Top Ten Global Proficiency Challenges Impeding Growth

There are a few macro arguments for nurturing and mentoring global diversity skills at all levels of leadership and operations management in a corporation. Yet, it does not make immediate sense, lighting up an urgent need on the radar screen. While we can not escape but recognise that the global GDP is shifting axis, as is the global working age population; the world continues to get smaller as globalisation is set to accelerate.

But so what, does it create an imperative for a corporation working well in its local market?

Research points to the need for specific intercultural skills, and conspicuous gaps which may be holding back companies in their quest for success in diverse global markets. There are case studies documenting the experience of companies who do things differently and taste exceptional success in complex emerging markets.

But again, what does this really mean to a small or mid-sized company with maybe a few overseas relationships? Surely focus on quality execution, operational excellence, good management practices should be enough.

Let us try to break it down. Consider a mid-sized company, with no more than a few customers (partners or suppliers) overseas; maybe an outpost operation or two dotting the map; each a lean operation, reporting back into head-quarters. This picture fits millions of companies across the world, particularly in technology, services and outsourcing.

Now consider some of the questions nagging leadership and operations in this scenario. Ignoring clichéd management terminology, wonder how many of these, if any, have kept you awake.
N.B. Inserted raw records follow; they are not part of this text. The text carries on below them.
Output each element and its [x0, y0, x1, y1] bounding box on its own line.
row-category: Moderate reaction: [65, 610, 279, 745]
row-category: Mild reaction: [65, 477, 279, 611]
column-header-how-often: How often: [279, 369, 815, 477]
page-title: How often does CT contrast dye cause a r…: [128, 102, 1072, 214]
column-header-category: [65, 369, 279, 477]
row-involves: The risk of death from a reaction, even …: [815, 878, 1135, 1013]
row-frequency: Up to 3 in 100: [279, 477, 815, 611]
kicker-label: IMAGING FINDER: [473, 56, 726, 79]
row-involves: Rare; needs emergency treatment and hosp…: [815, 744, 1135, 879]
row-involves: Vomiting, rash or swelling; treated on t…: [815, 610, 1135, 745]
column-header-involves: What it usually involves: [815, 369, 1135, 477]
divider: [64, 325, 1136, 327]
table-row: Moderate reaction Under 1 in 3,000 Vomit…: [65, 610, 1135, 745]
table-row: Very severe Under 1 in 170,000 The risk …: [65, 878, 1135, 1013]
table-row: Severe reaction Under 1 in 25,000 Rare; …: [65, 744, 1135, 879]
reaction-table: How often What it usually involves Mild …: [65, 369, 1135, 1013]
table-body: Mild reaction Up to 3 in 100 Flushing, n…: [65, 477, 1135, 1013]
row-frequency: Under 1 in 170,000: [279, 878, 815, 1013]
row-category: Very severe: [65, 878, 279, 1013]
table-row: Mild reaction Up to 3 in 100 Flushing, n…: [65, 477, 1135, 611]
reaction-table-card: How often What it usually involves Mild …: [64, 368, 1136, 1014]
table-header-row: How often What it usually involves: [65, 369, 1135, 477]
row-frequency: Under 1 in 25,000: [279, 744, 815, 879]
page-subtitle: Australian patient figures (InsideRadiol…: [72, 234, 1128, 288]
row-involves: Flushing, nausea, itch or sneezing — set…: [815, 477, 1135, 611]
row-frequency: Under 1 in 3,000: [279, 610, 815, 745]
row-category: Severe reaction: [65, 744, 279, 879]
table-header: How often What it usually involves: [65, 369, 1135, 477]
  1. We do need to have a direct presence in this new overseas market, for better understanding, control and growth. But who do we hire and how? Is it better to hire a strong local professional to lead or should we relocate one of our best performers from the domestic operation?
  2. Will we be able to attract the most suitable and meritorious candidates in the local market? If we succeed, will this new hire be able to engage well with the rest of the organization and adjust to the organization culture?
  3. If we relocate a top performer from domestic operations, how much time and what effort will be required to gain insights and understanding of the overseas market? Will it effective in building relationships of trust with potential customers, partners and suppliers?
  4. How will we manage the operation remotely? If the operation becomes too independent will it develop its own unique focus and agenda? Will distance and differing time zones increase operations and management costs?
  5. Will we have the ability to acquire new customers? Can we build relationships of trust and value with prospects, customers and partners?

There are many ambitious companies who struggle with these and similar questions. Equally, companies who are more mature, have bitten the bullet and are beyond the stage of establishing a presence. The challenges and concerns with regard to the front-line operations in their overseas markets have moved on.

  1. We do our best; better than we do in the domestic market, yet our prospects and customers do not seem to trust us?
  2. Why are we overlooked for unexplained reasons in significant bids and decisions? Why does our credibility suffer?
  3. We are expected to perform and be creative, yet we are never invited in helping clients’ identify and debate potential solutions?
  4. We are expected to solve problems, deliver to high standards, work relentlessly and not expect to be paid for the extra effort? Is it worth it?
  5. We are cheaper than the local competition and yet we seem to lose out more often. Are the expectations of the market really fair and viable? Do we really understand the needs of our customers, their imperatives and considerations?

Do any these concerns resonate with your business? Undoubtedly the revenue side impact is the most crucial, but the element of investment and operating costs can be ignored. The opportunity loss, of time and resources, in unremunerative markets can become a disproportionate drain for any company. Such experiences and forays has drained the energy, expense and resolve of many a company pursuing a global growth agenda, particularly in the present economic climate.

There are no pat answers; of course not! Neither is there a single bullet solution. A part of the answer may lie in pieces of the jigsaw – the building of a suitable strategy, developing the best suited go-to-market model, executing it professionally, with the best management teams and practices, supported by locally tuned marketing, sales and relationship building, and so on.

However underlying all these pieces there is a fundamental foundation block. It may be labeled as – global proficiency, cultural intelligence or diversity skills. Its absence can render much of the effort, time and investment ineffective. This proficiency and skill is not about learning up “culture maps” or memorizing the cultural differences of the overseas market. They are more about understanding and appreciating the typical barriers, baggage and perceptions; building a self-awareness and an awareness of others; developing effective communication and most critically, improved judgement. In alien conditions this is the crucial pre-requite to assessing situations, enabling improved problem solving, strategizing and crisis management.

The impact list can be long, abstract and hence usually ignored; left to the common sense and maturity of the individuals on the ground. The pro-active attention and mentoring in this crucial area remains mostly absent, with training and coaching rarely considered. However there are severe costs and penalties. In worst case scenarios there are unexplained order losses, customer exits, rework and waste, team conflict, poor relationship and engagement management, failed alliances, ineffective collaborations, and so on.

After years of multicultural business experience, in a recent meeting, when I was told that “we have had a poor experience dealing with India and Indians”, I was relieved for the direct input. Why? In the majority of situations, such input is surmised, if at all, only after much water has flown under the bridge. You would agree that it is way easier to read the lines than between them, when faced with a tough business challenge.